Tamed Langevin sampling under weaker conditions
Iosif Lytras, Panayotis Mertikopoulos
TL;DR
This work addresses sampling from targets with non-Lipschitz log-gradients under weak dissipativity by introducing two taming schemes, wd-TULA and reg-TULA, that work under $PI$ (with and without weak convexity) and $LSI$ regimes. The authors derive non-asymptotic convergence guarantees in KL divergence, total variation, and Wasserstein distances, using a differential-inequality framework and isoperimetric inequalities, while achieving polynomial dependence on dimension under $PI$ and optimal rates under $LSI$. A regularized taming approach extends the results to the PI-only setting by constructing a regularized target that satisfies a Poincaré inequality and, under suitable conditions, a Log-Sobolev inequality.

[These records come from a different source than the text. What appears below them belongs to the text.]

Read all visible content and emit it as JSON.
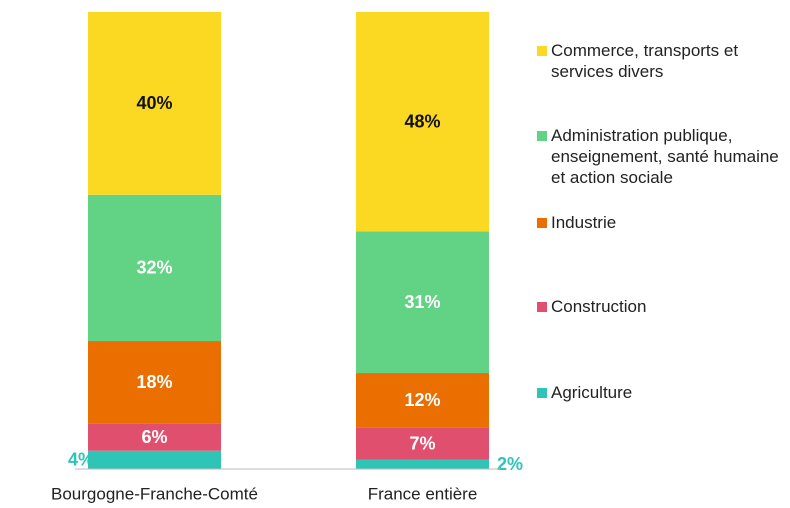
{
  "chart_data": {
    "type": "stacked_bar",
    "categories": [
      "Bourgogne-Franche-Comté",
      "France entière"
    ],
    "ylim": [
      0,
      100
    ],
    "series": [
      {
        "name": "Agriculture",
        "color": "#2ec4b6",
        "values": [
          4,
          2
        ],
        "value_labels": [
          "4%",
          "2%"
        ]
      },
      {
        "name": "Construction",
        "color": "#e0506e",
        "values": [
          6,
          7
        ],
        "value_labels": [
          "6%",
          "7%"
        ]
      },
      {
        "name": "Industrie",
        "color": "#eb6e00",
        "values": [
          18,
          12
        ],
        "value_labels": [
          "18%",
          "12%"
        ]
      },
      {
        "name": "Administration publique, enseignement, santé humaine et action sociale",
        "color": "#62d284",
        "values": [
          32,
          31
        ],
        "value_labels": [
          "32%",
          "31%"
        ]
      },
      {
        "name": "Commerce, transports et services divers",
        "color": "#fbd922",
        "values": [
          40,
          48
        ],
        "value_labels": [
          "40%",
          "48%"
        ]
      }
    ]
  }
}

Numerical experiments on a high-dimensional double-well potential corroborate the theoretical findings and demonstrate the practical stability of wd-TULA compared to vanilla ULA and standard TULA.
Abstract
Motivated by applications to deep learning which often fail standard Lipschitz smoothness requirements, we examine the problem of sampling from distributions that are not log-concave and are only weakly dissipative, with log-gradients allowed to grow superlinearly at infinity. In terms of structure, we only assume that the target distribution satisfies either a log-Sobolev or a Poincaré inequality and a local Lipschitz smoothness assumption with modulus growing possibly polynomially at infinity. This set of assumptions greatly exceeds the operational limits of the "vanilla" unadjusted Langevin algorithm (ULA), making sampling from such distributions a highly involved affair. To account for this, we introduce a taming scheme which is tailored to the growth and decay properties of the target distribution, and we provide explicit non-asymptotic guarantees for the proposed sampler in terms of the Kullback-Leibler (KL) divergence, total variation, and Wasserstein distance to the target distribution.